Córka 28-latka, została przez niego zgwałcona. Mężczyzna gdy dowiedział się, że 13-latka ujawniła przed sądem prawdę kompletnie stracił panowanie nad sobą. Zabił ją na oczach jej zaledwie 6-letniego brata.
Córka tego mężczyzny nie miała szczęśliwego życia. Była gwałcona przez własnego ojca i nawet nie miała komu tego powiedzieć. W końcu straszna prawda wyszła na jaw, gdy 28-latek został oskarżony przez niepełnosprawną szwagierkę o gwałt. Grunt zaczął walić się mężczyźnie pod nogami i właśnie wtedy dokonał najgorszego.
Córka wyznała, że ojciec gwałcił ją pod własnym dachem
Horacio Nazareno Lucas z niedużej miejscowości Mailasque w Brazylii dopuszczał się strasznych czynów. W końcu skazano go na 8 lat pozbawienia wolności za gwałt na szwagierce, która cierpiała z powodu choroby psychicznej. Niestety, w trakcie trwania rozprawy nie zastosowano środku zapobiegawczego w postaci aresztu. Zdesperowany i idący na pewną karę więzienia zwyrodnialec, dalej przebywał pod jednym dachem ze swoją rodziną.

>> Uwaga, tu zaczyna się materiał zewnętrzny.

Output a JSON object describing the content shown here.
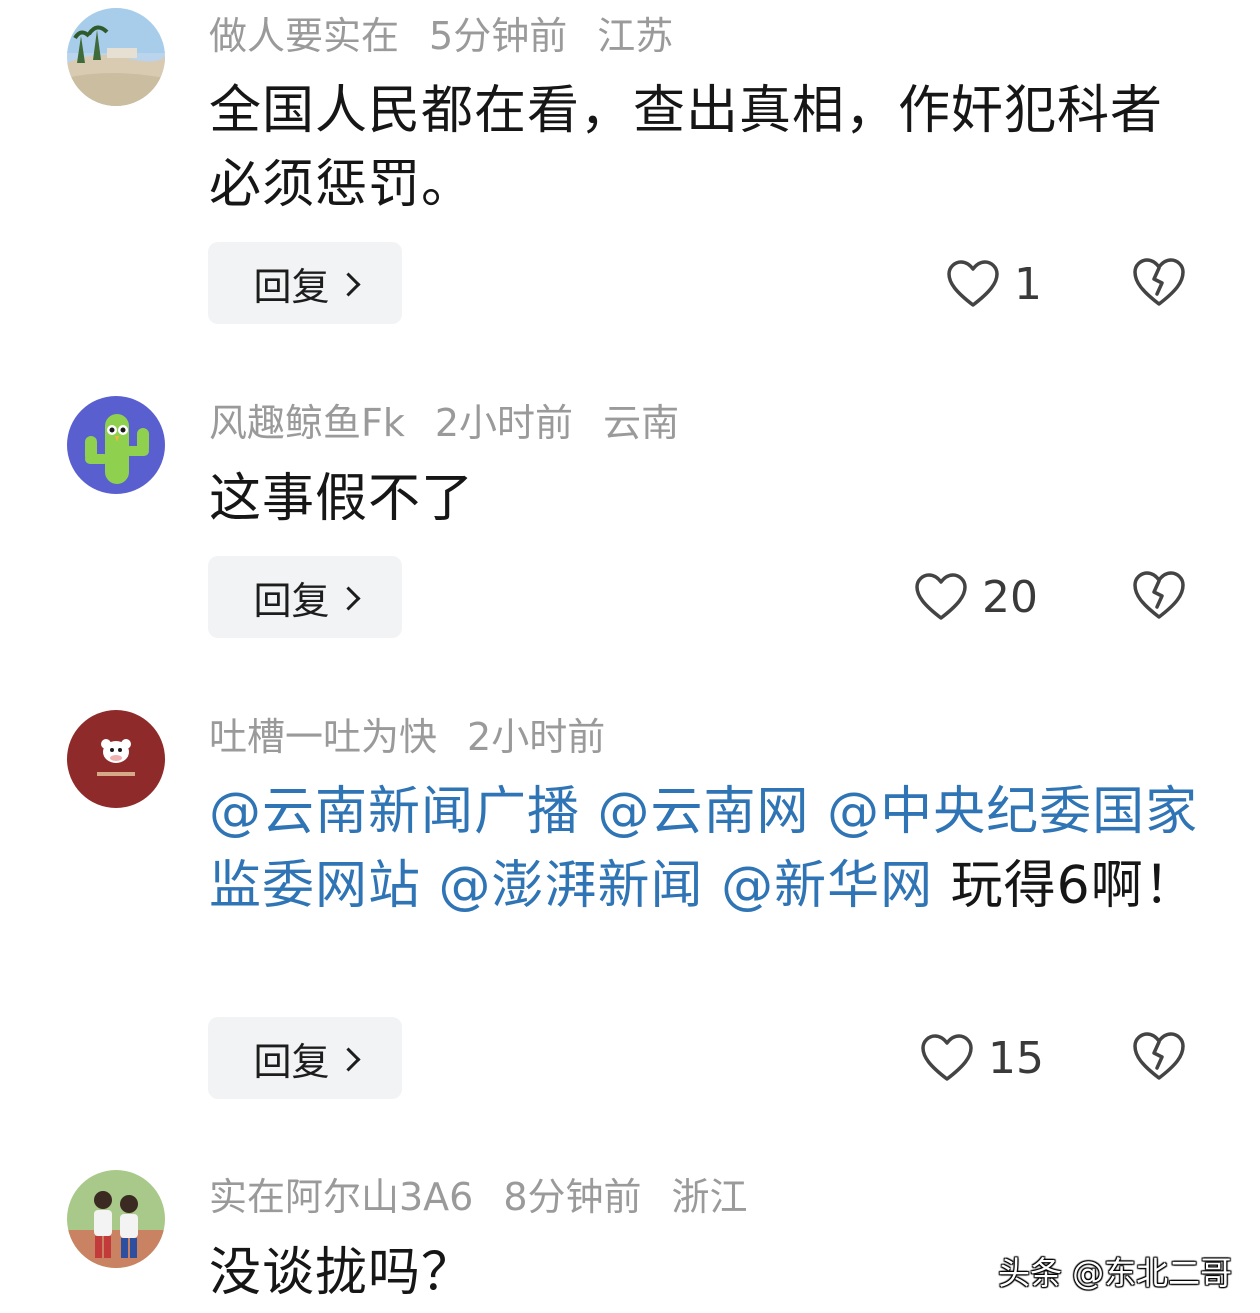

Gdy już było niemal pewne, że mężczyzna zostanie skazany i koszmar rodziny się skończy, jego 13-letnia córka przyznała przed sądem, że również została przez mężczyznę zgwałcona. Gdy Horacio się o tym dowiedział, wpadł w szał. Najpierw uderzył swoją żonę, która w panice zbiegła z domu w poszukiwaniu pomocy. Okazało się, że zostawienie dzieci samych razem z niebezpiecznym gwałcicielem było jej największym błędem w życiu.

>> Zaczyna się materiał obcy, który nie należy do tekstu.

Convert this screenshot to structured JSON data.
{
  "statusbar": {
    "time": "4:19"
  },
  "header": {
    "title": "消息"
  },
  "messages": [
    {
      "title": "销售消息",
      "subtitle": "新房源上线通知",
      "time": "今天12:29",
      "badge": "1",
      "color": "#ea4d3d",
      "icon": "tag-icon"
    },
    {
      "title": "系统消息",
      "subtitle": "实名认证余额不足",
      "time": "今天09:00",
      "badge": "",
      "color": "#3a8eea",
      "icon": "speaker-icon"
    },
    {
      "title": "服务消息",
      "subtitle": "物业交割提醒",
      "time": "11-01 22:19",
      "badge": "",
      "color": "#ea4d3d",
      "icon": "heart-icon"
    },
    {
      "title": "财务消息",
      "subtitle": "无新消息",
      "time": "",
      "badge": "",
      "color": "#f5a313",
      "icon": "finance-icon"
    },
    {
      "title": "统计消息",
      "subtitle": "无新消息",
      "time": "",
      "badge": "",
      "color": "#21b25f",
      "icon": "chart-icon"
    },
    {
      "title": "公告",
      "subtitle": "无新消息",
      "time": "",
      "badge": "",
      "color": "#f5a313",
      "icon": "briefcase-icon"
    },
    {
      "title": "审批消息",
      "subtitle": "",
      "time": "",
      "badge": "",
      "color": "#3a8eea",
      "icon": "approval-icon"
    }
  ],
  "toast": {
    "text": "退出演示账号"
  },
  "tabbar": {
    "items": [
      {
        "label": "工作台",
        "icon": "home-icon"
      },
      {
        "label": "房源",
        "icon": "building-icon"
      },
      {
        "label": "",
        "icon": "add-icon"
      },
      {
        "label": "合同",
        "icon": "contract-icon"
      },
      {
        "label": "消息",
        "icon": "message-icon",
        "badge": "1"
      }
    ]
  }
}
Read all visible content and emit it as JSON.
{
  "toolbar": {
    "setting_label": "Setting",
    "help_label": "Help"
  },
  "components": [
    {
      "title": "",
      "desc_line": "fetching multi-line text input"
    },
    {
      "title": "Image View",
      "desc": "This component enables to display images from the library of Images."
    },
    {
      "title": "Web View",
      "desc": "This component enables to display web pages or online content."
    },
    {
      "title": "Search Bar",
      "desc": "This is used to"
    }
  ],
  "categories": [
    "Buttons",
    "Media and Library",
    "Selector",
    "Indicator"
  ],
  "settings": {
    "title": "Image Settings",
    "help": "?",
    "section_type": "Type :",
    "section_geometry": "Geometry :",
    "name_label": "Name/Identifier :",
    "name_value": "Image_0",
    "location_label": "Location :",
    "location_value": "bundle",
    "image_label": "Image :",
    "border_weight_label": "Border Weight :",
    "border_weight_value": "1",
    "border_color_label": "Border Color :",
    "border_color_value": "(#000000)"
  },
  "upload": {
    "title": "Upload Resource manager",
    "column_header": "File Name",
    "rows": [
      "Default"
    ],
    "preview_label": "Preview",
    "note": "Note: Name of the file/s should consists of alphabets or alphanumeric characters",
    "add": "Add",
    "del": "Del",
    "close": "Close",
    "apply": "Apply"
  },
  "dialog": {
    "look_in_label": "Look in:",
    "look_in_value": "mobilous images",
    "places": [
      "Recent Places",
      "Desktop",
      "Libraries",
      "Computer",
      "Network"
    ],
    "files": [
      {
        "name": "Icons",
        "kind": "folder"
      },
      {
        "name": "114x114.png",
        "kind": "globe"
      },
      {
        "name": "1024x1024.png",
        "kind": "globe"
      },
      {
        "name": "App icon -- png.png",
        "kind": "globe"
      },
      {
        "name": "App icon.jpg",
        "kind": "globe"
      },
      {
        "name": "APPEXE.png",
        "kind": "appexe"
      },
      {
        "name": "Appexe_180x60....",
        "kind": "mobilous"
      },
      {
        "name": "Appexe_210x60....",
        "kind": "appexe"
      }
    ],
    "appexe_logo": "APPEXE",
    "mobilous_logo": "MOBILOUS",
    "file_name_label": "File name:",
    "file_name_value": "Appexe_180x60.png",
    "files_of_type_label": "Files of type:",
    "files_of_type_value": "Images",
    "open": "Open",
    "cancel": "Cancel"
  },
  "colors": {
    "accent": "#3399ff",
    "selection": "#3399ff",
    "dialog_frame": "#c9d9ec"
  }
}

Rozwścieczony ojciec zamordował córkę na oczach 6-letniego syna
Wtedy 28-latek osaczył swoje dzieci i zamknął je w jednym pokoju. 6-latek oglądał, jak jego własny ojciec przy pomocy noża bezwzględnie atakuje 13-letnią siostrę, którą wcześniej Horacio gwałcił pod własnym dachem. Po skatowaniu nastolatki, mężczyzna zbiegł z miejsca zdarzenia, nie tykając 6-latka.
Syn Horacio po tym zajściu wybiegł przestraszony przed dom, gdzie już czekała policja. Po wejściu służb do domu ujrzeli 13-latkę, umierającą w kałuży własnej krwi. Próbowano ją uratować, ale bez skutku, nastolatka zmarła. Ponadto, jej oprawca wciąż chodzi na wolności, gdyż po tym, jak uciekł, nie udało się go więcej złapać.